Tout d’abord, revenons sur notre histoire simple. Même avant les années 1960, les personnes hétérosexuelles étaient régulièrement ciblées, harcelées et arrêtées simplement pour se tenir la main en public.
Attends, mon éditeur me murmure à l'oreille. Correction : c'était en fait homosexuel personnes. Mon erreur ! Mais je suis sûr que si nous fouillons suffisamment dans les archives, nous découvrirons une époque où les hétérosexuels étaient persécutés en raison de leur orientation. Non? Rien dans la base de données ? Hein.

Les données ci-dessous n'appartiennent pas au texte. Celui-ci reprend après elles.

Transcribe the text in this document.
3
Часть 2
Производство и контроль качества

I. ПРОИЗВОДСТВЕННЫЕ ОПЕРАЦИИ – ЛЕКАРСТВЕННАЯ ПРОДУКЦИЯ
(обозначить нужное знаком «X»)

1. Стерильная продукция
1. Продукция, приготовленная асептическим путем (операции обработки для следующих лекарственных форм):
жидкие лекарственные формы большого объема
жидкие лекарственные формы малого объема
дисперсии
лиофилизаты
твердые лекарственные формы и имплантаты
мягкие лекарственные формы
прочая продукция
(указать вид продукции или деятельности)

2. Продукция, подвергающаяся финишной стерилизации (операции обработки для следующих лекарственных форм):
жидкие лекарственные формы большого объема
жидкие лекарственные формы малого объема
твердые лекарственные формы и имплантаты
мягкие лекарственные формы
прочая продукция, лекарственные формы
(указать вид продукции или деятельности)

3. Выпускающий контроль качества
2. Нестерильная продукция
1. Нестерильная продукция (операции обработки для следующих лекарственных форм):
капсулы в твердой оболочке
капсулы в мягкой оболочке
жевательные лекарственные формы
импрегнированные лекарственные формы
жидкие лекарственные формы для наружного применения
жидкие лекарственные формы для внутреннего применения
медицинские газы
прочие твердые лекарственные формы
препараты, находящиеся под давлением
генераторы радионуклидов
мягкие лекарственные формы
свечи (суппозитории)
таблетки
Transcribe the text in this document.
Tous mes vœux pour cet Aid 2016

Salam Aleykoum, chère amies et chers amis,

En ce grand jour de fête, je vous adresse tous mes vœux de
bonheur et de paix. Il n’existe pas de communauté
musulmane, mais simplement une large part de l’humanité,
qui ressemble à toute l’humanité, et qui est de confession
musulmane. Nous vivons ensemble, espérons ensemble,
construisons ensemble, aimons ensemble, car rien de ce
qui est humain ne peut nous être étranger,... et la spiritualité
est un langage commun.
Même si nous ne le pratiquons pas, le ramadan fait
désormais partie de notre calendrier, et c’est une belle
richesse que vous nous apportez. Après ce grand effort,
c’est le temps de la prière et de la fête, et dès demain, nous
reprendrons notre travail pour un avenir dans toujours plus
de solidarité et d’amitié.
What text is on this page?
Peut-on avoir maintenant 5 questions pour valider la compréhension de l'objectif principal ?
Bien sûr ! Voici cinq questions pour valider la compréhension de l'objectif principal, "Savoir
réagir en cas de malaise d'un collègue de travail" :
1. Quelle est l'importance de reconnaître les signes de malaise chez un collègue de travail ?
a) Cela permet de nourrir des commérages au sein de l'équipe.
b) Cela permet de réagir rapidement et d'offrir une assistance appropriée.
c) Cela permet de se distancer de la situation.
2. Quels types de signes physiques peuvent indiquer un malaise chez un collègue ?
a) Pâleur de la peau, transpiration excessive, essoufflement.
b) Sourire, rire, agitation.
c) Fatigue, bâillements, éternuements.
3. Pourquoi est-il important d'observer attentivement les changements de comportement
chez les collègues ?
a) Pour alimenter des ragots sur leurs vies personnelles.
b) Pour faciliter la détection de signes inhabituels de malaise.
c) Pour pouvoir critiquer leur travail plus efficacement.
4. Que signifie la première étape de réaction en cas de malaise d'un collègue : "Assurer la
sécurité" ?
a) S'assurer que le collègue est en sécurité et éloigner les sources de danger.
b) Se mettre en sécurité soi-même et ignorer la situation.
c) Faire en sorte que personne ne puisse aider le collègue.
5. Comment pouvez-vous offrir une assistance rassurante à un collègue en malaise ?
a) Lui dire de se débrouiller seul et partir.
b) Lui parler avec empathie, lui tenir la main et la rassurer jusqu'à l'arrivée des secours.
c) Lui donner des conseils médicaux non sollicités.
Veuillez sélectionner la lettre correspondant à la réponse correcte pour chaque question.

Eh bien, peu importe ! Les hétérosexuels devraient toujours pouvoir célébrer l’acte courageux d’être exactement ce que la société attend d’eux. Qu'est-ce qu'il ne faut pas célébrer ? Imaginez le courage qu’il faut pour embrasser une attirance pour le sexe opposé sans la moindre crainte de représailles sociétales. Ce n’est pas comme si l’hétérosexualité était le paramètre par défaut depuis l’aube de la civilisation humaine. Ils méritent un défilé ! Bien sûr, les hétérosexuels constituent la grande majorité de la population, mais nous sommes dans une époque moderne : chacun reçoit un trophée de participation.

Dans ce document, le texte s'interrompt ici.